Rare has been the autumn during the course of the intervening twenty-five years when there has not been significant debate, discussion, contempt and consternation over who will be where for Christmas. Early on, the decision making (and scorekeeping) was between my parents (this in the era prior to the sterility of email). As we grew, and came to decide for ourselves, though, Chris and I found ourselves feeling more and more torn, our loyalties split, our devotion questioned.
Our collective inability to address the issue reached critical mass the year after I graduated Syracuse. Chris and I picked up half a pound of turkey breast, a box of Stove Top, and a six pack from the local deli and called it a day. (It’s worth noting that I got high for the first time in nearly a year that afternoon.
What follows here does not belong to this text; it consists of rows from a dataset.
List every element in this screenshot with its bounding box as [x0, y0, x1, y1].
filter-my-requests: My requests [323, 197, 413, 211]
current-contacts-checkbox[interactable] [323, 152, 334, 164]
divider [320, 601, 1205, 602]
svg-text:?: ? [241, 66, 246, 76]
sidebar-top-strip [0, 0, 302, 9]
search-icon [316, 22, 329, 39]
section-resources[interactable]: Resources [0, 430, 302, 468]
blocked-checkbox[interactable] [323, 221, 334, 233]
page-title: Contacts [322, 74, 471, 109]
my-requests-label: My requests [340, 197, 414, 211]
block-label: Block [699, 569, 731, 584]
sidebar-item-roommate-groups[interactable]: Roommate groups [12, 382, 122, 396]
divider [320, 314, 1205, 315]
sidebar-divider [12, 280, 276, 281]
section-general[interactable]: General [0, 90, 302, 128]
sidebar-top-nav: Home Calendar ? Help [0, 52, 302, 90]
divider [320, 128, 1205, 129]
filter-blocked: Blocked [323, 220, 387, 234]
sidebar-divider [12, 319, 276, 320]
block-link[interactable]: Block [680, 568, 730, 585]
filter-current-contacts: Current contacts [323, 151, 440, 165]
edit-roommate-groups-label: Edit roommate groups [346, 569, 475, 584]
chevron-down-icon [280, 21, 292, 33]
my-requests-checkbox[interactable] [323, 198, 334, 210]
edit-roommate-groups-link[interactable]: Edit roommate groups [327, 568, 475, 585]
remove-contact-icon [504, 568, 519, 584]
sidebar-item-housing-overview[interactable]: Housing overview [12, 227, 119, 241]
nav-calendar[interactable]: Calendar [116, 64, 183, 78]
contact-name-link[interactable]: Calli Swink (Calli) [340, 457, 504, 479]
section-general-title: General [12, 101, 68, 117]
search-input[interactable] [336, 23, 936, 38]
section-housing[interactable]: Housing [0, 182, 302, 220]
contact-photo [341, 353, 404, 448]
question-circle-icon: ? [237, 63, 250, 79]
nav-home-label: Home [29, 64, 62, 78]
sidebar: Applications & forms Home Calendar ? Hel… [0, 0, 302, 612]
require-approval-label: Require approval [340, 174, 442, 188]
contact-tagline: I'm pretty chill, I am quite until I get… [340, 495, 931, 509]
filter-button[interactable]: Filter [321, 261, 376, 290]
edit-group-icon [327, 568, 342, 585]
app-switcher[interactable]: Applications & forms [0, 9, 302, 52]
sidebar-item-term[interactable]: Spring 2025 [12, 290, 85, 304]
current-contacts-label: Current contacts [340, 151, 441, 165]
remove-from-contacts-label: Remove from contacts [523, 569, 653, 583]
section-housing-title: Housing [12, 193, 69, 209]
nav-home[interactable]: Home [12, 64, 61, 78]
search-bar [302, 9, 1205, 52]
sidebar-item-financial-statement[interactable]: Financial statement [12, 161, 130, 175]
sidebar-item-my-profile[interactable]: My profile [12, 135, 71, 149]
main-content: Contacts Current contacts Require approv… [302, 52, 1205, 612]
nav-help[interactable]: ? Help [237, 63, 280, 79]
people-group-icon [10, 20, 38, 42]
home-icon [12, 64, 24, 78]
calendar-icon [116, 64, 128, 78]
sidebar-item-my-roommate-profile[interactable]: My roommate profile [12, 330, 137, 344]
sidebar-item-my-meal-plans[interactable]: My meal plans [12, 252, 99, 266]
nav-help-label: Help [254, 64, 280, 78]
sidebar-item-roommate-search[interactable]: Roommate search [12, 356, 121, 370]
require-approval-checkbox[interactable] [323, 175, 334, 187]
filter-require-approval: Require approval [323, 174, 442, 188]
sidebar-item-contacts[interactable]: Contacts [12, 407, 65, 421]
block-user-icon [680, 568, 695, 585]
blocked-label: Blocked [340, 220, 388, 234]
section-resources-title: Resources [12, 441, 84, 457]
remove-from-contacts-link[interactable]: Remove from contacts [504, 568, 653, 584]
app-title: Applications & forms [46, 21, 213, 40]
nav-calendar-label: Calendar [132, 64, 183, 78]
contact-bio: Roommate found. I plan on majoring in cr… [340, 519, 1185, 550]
I didn’t come down — not for one day — for more than five years.)
Girlfriends, wives, and children have only complicated matters.
And so it is that most years find my family (like, I know, most families) wrestling with the simple question of who will be where for Christmas, and who will not. There is a dance, of sorts, between those who ask early (and often), those who don’t speak until spoken to, and those who don’t speak at all.
There has been, to my parent’s (heck, to everyone’s) credit, significant healing of late. My entire family — mom, dad, dad’s wife, brother, brother’s wife, brother’s wife’s parents, brother’s wife’s brother, and I — have shared two of the last three Christmas dinners together. My mother calls it a “miracle.” And it probably is.
For now, though, nothing — not a “Rudolph” rerun, not a Yule Log, not One Big Happy Family, not even Ethan tearing through colorful rapping paper en route to his well-deserved gifts — can shake the memory of a little boy in the cold, vinyl backseat drawing circles in a foggy window and singing to himself.
* * *
My recollection is neither pristine, nor fully factual, nor intended as legacy or the sole perspective. Most art comes from a difficult place. Mine does, anyway. And this is one of my essential stories. So I tell it. I don’t write in judgement; things unfold as they do, and as they should. I write as an excercise, and a (continued) attempt to understand, to let go, and move on.
I imagine that, someday, seeing Christmas through the eyes of my own children will help. Seeing it through Ethan’s already has. Meanwhile, I’m grateful for my parent’s efforts towards making Christmas special and more “whole” again. And I’m looking forward to this Christmas, when all will be calm, and all will be bright.